WASHINGTON — After more than 20 years of requiring cable operators to play “Mother, may I” to get out from under basic-tier rate regulation, a divided Federal Communications Commission has freed cable operators from that procedural burden and cost, primarily thanks to the rise of satellite- TV competition.
That will save cable operators of all sizes from having to expend the time and money to ask for the agency for rate-regulation petitions — petitions it has not denied in several years.
The decision was a victory for cable operators and a smackdown for broadcasters. TVstation owners had argued that a parade of horribles — such as higher prices and moving broadcasters and public, education and government (PEG) channels off the basic tier to more expensive packages — was sure to ensue. Three of the five FCC members were unpersuaded that any of that was going to happen.
But FCC chairman Tom Wheeler needed two Republican votes to reverse the effective competition presumption for all cable operators, as the agency’s other two Democrats suggested that with the move, the FCC had exceeded its congressional directive.
That directive, which came in the STELAR satellite-TV license reauthorization bill approved at the end of last year, was to produce an order by June 2 to streamline the effective competition process for smaller, especially rural, operators.
The FCC majority looked at the changing competitive landscape — satellite-TV now comprises more than 30% of the U.S. pay TV market, while cable’s market share is down from 95% when the Cable Act was passed to a little over 50% at present — and decided to kill two birds with one order. The agency’s order streamlines the petition process for all operators, while preserving a rebuttal mechanism for local authorities, though the FCC suggested that would be a hard case for most cable franchisors to make.
Wheeler may argue there is not sufficient broadband competition, but the order he circulated and that was approved last week said that when it comes to traditional video, the threshold has generally been met.
“[C]ompetitors have garnered far in excess of the market share Congress deemed necessary to free cable operators from the vestiges of rate regulation,” the order said.
The FCC treated the order as a procedural change, not as one that opens the barn door to price increases and moving broadcasters off the basic tier — the result predicted by broadcasters . Wheeler made that point in his statement, which read like an argument from the cable lobbyist he once was.
“[O]ur most recent report on cable industry prices concludes that the average rate for basic service is lower in communities with a finding of Effective Competition than in those without such a finding,” he said. “This is not surprising, since competitive choice is the most efficient market regulator.

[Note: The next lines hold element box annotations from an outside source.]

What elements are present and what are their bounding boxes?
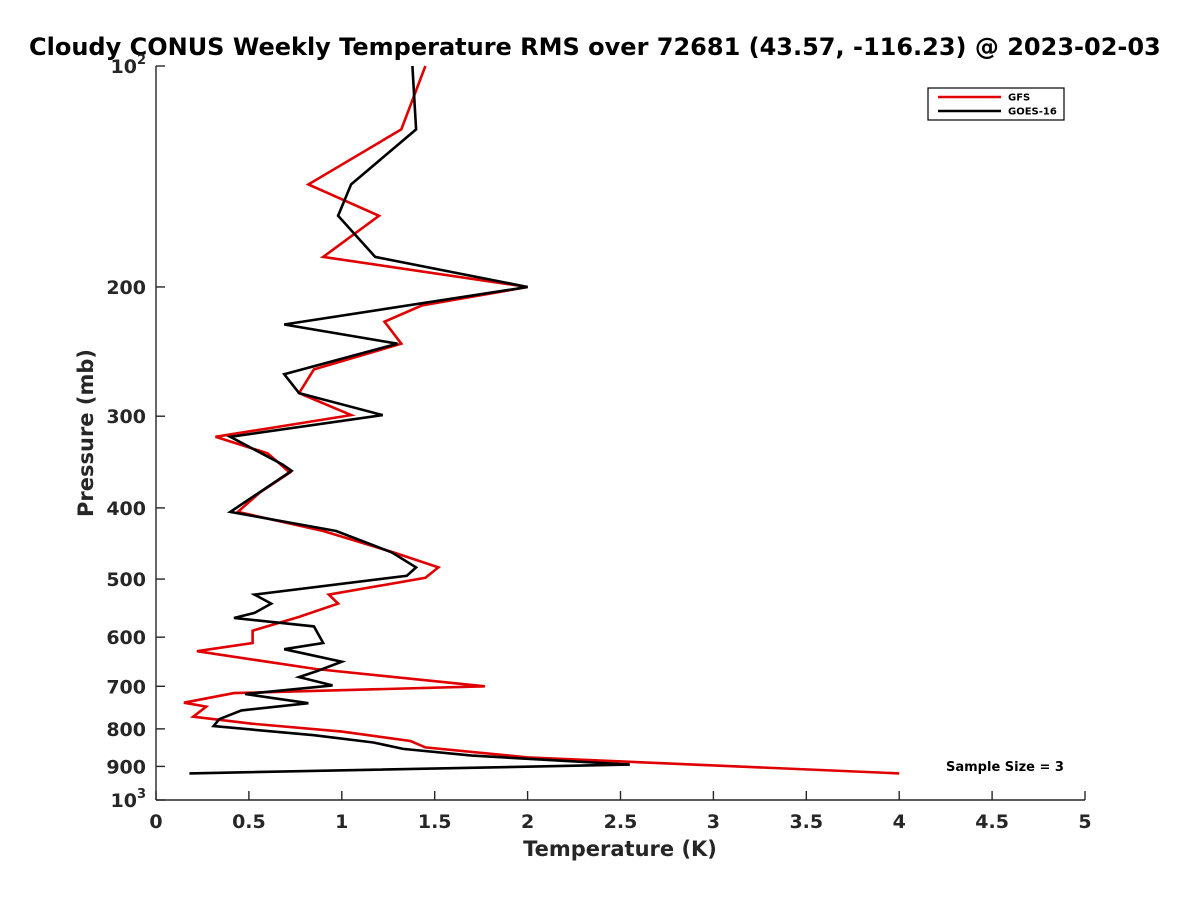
y-tick-label-1: 200 — [106, 277, 146, 299]
x-tick-label-7: 3.5 — [789, 811, 823, 833]
y-tick-label-8: 900 — [106, 756, 146, 778]
y-tick-label-9: 103 — [111, 787, 147, 812]
legend-label-0: GFS — [1008, 93, 1030, 104]
x-tick-label-8: 4 — [893, 811, 906, 833]
y-tick-label-3: 400 — [106, 498, 146, 520]
x-tick-label-2: 1 — [335, 811, 348, 833]
y-tick-label-4: 500 — [106, 569, 146, 591]
y-tick-label-5: 600 — [106, 627, 146, 649]
legend-label-1: GOES-16 — [1008, 107, 1057, 118]
y-tick-label-6: 700 — [106, 676, 146, 698]
x-tick-label-3: 1.5 — [418, 811, 452, 833]
chart-title: Cloudy CONUS Weekly Temperature RMS over… — [29, 33, 1161, 61]
x-tick-label-9: 4.5 — [975, 811, 1009, 833]
y-tick-label-0: 102 — [111, 53, 147, 78]
series-line-0 — [183, 65, 900, 775]
series-layer — [183, 65, 900, 775]
x-axis-label: Temperature (K) — [523, 837, 717, 861]
y-tick-exponent-9: 3 — [137, 787, 146, 802]
x-tick-label-5: 2.5 — [604, 811, 638, 833]
y-tick-label-7: 800 — [106, 719, 146, 741]
x-tick-label-4: 2 — [521, 811, 534, 833]
x-tick-label-1: 0.5 — [232, 811, 266, 833]
legend-box — [927, 87, 1065, 121]
sample-size-annotation: Sample Size = 3 — [946, 760, 1064, 775]
x-tick-label-6: 3 — [707, 811, 720, 833]
x-tick-label-0: 0 — [149, 811, 162, 833]
y-tick-exponent-0: 2 — [137, 53, 146, 68]
series-line-1 — [189, 65, 630, 775]
axes-layer: 0 0.5 1 1.5 2 2.5 3 3.5 4 4.5 5 102 200 300 400 500 600 7… — [106, 53, 1091, 833]
x-tick-label-10: 5 — [1078, 811, 1091, 833]
y-axis-label: Pressure (mb) — [74, 349, 98, 517]
legend: GFS GOES-16 — [927, 87, 1065, 121]
y-tick-label-2: 300 — [106, 406, 146, 428]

Similarly, there has been no evidence in this proceeding to suggest that our previous findings of Effective Competition in thousands of communities led to any changes in the tier placement of local broadcast stations.”
Broadcasters argued that MSOs were waiting to make those moves en masse, but the FCC was unconvinced.
“Despite widespread findings of Effective Competition, commenters have not pointed to a single instance in which cable operators have even attempted to move broadcast stations or PEG channels off the basic service tier. [The National Association of Broadcasters] argues that cable operators may not have moved broadcast stations or PEG channels to a higher tier in communities with a finding of Effective Competition at least in part because they do not wish to do so on a fragmented ‘patchwork’ basis, but they have provided no support for this assertion. Moreover, a patchwork of communities with and without Effective Competition will continue to exist after the adoption of this Order if any franchising authorities are able to rebut the new resumption and remain certified.”
The decision does not affect franchise-fee collection, PEG channel provisions or customer-service standards, Wheeler said.
ROOM FOR REBUTTAL
Franchise authorities can still file petitions to rebut the presumption; cable operators would then have to produce evidence to refute such a claim. The FCC doesn’t anticipate that many of those franchise authorities can make an initial case, and assumes petitions would be dismissed before cable operators needed to do anything.
In their dissents, Democratic commissioners Jessica Rosenworcel and Mignon Clyburn said they could not support expanding the STELAR mandate to all MSOs because it unnecessarily exceeded the FCC’s congressional directive.
According to a source familiar with the majority’s thinking, the idea was that if a market is competitive, it is competitive for operators large and small.